071401 Wilson Pickett/Ike Turner/MC Hammer/Jane Radmore, Ottawa, ON

Todd Snelgrove's avatarPosted by

In my ticket album it is written that on July 14th, 2001 I went to the Ottawa Bluesfest where I caught sets by Ike Turner and MC Hammer.  Whilst that is obviously true, I have little or no memory of Ike Turner’s set at all.  To be honest, if you had asked me if I had ever seen Ike Turner live before I probably would have said “no”, and even now that I know I did I can only conjure up the most vague, dream-like images of him on stage in my mind, enforced memories that are likely more invention than reality.

But really, aren’t all memories merely edited and distorted inventions of the mind?  So yeah, I guess I remember seeing Ike Turner (1931-2007).

Which doesn’t surprise me a bit.  How could a guy like me forget seeing the man who recorded the first-ever rock song (Rocket 88), in the hallowed halls of Sun Studios no less?  I’m sure his set was fantastic, and I would know ‘cuz I was there.

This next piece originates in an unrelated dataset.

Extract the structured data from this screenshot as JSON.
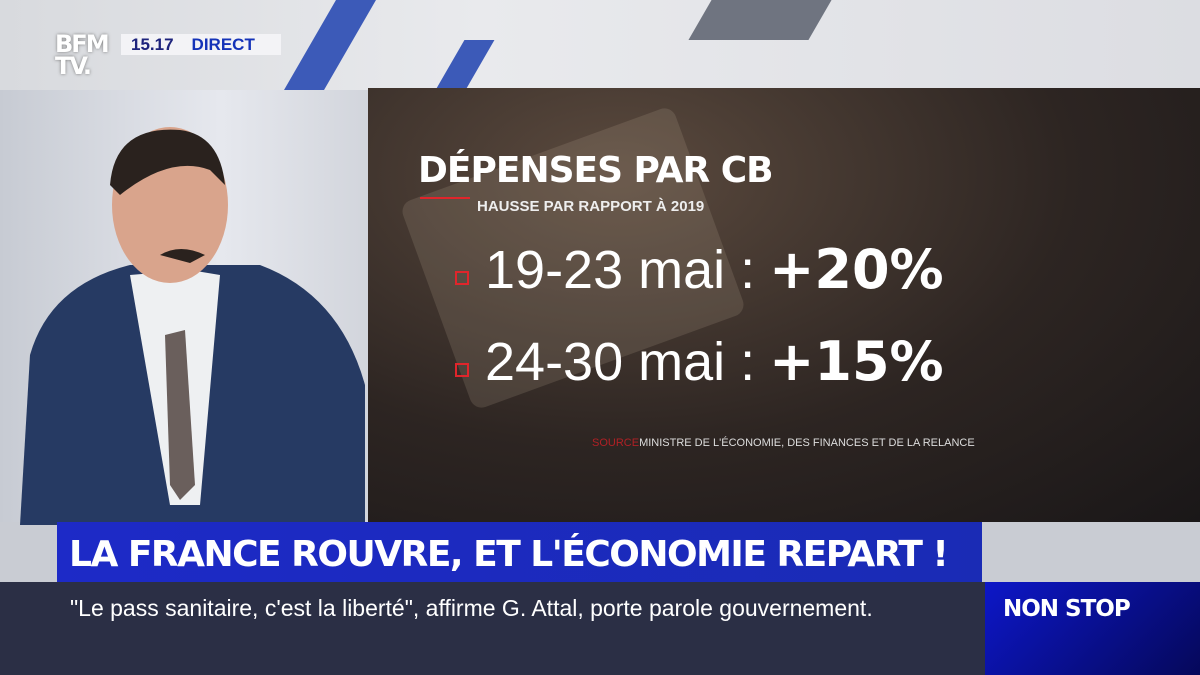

On the other hand, I remember MC Hammer’s set like it was yesterday.  He set was part of the inaugural and final year or the Bluesfest’s Gospel Tent, the misguided result (no doubt) of a trip by festival organizers to the New Orleans Jazz & Heritage Festival, where the Gospel Tent is an obvious slam dunk and a very popular annual feature.  And why (you should be asking, lest you be an olde-schoole Hammerhead), would the former baggy-pants champion of the MTV world and composer of Rick James’ greatest riff U Can’t Touch This pre-meme star MC Hammer be playing in a gospel tent?

First of all, by 2001 the Hammer was well past his best-before date and was no longer even close to big enough to possibly warrant a spot on any main stage – even back in those early-ish days of the Bluesfest – but more aptly (and kindly), he had for the moment slid back into his pre-fame religious fervour and rebooted his career as a celebrity singing preacher, even taking up a TV ministry and trying to convince the few interviewers that came around that the “MC” in his Hammer had always stood for “Man of Christ”.  

Whatever sells tickets, I suppose.

Anyway, I distinctly remember sticking my head into the large, white wedding tent and witnessing the fall of stardom before my very eyes.  Like a man whose parachute pants had failed to open, Mr. MC stood up there on the stage trying to convince us that his fifteen minutes of fame had not yet ended, or that there was a God up in the sky that had created everything is the universe in six days, or some other such fiction.  But whatever he was selling, the world did not seem to be buying.  At least the world circling around the dusty old LeBreton Flats on that sunny afternoon.

Oh yeah, Hammer’s set was in the afternoon and after he finished I went home for a bit (I lived very, very close to the festival grounds at the time in a fabulous multi-level open-concept apartment; I really should tell you about the place sometime) and then I went back for Ike Turner!  I remember seeing him now!  Like, for real this time, I do!

I sure am glad I write these things.  But I sure do wish I had written them as the shows happened.  Gosh, the details I must forget.

Added at a much later date: 

Ironically, I just saw the program for this year of the Bluesfest and I’m reminded that Wilson Pickett (1941-2006) was actually headlining on the main stage on this night.  Now, it’s not like I forgot that I saw the great Wilson Pickett or anything, quite the contrary; I remember his set quite well (though I admittedly forgot to conflate his performance with Ike Turner’s).  Specifically I remember Pickett explaining between songs that he had been pulled in at the Canada/US border on his way to the Ottawa show and had been strip-searched.  He was understandably not happy about it and pledged to the audience that he would never, ever return to Canada again.  

Turned out he was lying.  A quick internet search shows he played at a blues festival in Calgary three years later and eighteen months after that he was gone, victim of a heart attack at the cruelly young age of sixty-four.  Sigh.

Postscript added at an even later date: 

It has been brought to my attention than in addition to all of this I had a gig as sideman to young Jane Radmore on the Bluesfest’s Capital City Stage nearly adjacent to the gospel tent just prior to McHammer’s set.  And while this further illustrates the fact that what you are reading is less of a ticket memory than it is a ticket forgetory at least I freely admit that I do quite appreciate the irony of the situation.